Il Museo Nazionale di Reggio Calabria, uno dei più importanti musei archeologici d’Italia, offre ai visitatori splendide testimonianze della civiltà della Magna Grecia emerse in scavi e ricerche effettuati in Calabria in più di cento anni. Il Museo, realizzato tra il 1932 ed il 1941, è noto anche come Palazzo Piacentini, dal nome dell’architetto che l’ha progettato, Marcello Piacentini.

L’edificio è costituito da un basamento bugnato in pietra lavica dove si alternano i grandi pilastri sporgenti in travertino e le ampie finestre delle sale espositive.

L’obiettivo principale del progetto di restauro è quello di completare, ampliare e riqualificare un edificio già caratterizzato da una propria qualità architettonica ben definita.

Questo progetto rispetta l’opera di Piacentini, esaltandola grazie alla qualità dell’architettura contemporanea e alle nuove tecnologie disponibili.

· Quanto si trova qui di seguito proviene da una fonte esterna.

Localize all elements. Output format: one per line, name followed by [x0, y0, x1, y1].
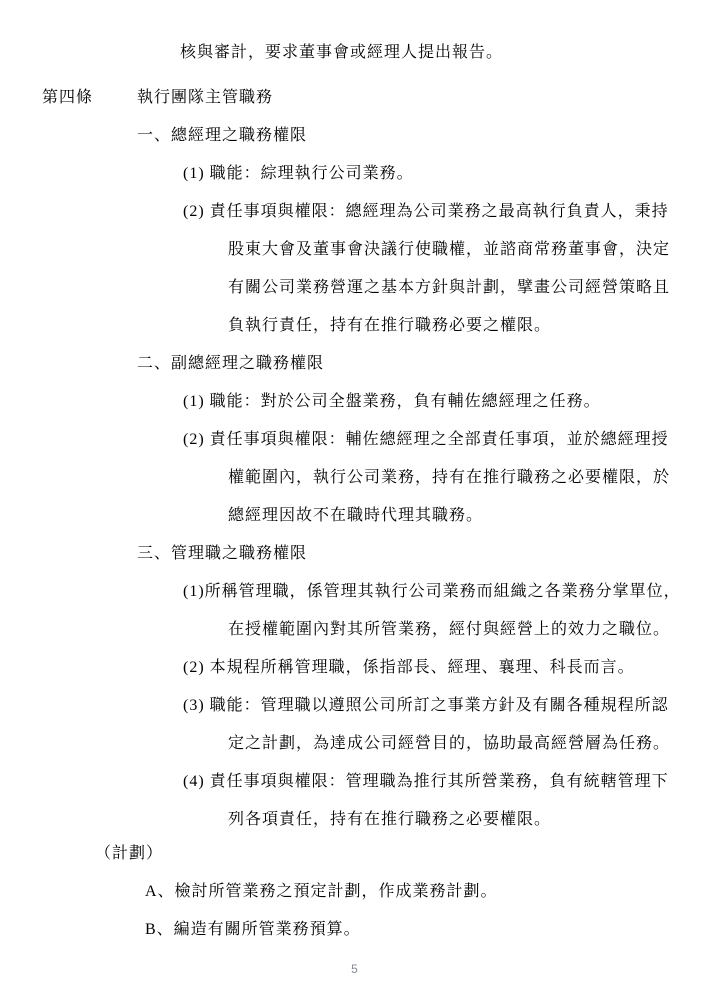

Gli interniIl piano interrato verrà utilizzato come piano per gli impianti tecnologici, permettendo di liberare per altre funzioni importanti settori del Museo. Al piano seminterrato verrà realizzata la corte di ingresso, creando così un nucleo espositivo nuovo, integrato dalle sale adiacenti.

L’ingresso comunicherà con la corte centrale, fino ad oggi scoperta, che verrà chiusa in sommità.

La trasformazione della corte interna da spazio aperto a spazio chiuso permette di avere un locale espositivo particolare, di altezza pari al totale dell’edificio, utile per esporre reperti archeologici di notevole altezza come colonne e architravi.

Il progetto rispetta l’edificio esistente, dotandolo però di tutti i comforts tipici di un museo moderno.

Le pareti originali verranno restaurate sia esternamente che internamente.

La copertura dell’atrio sarà realizzata con una struttura metallica leggera, rivestita superiormente da lastre di vetro semitrasparente calpestabile.

Sul terrazzo di copertura del Museo è previsto un ampio spazio dedicato alla ricreazione e alla sosta, il terrazzo di copertura si trasformerà in questo modo in un grande spazio pubblico. Dal tetto dell’edificio, quindi, si potrà osservare attraverso un pavimento in vetro l’interno del Museo.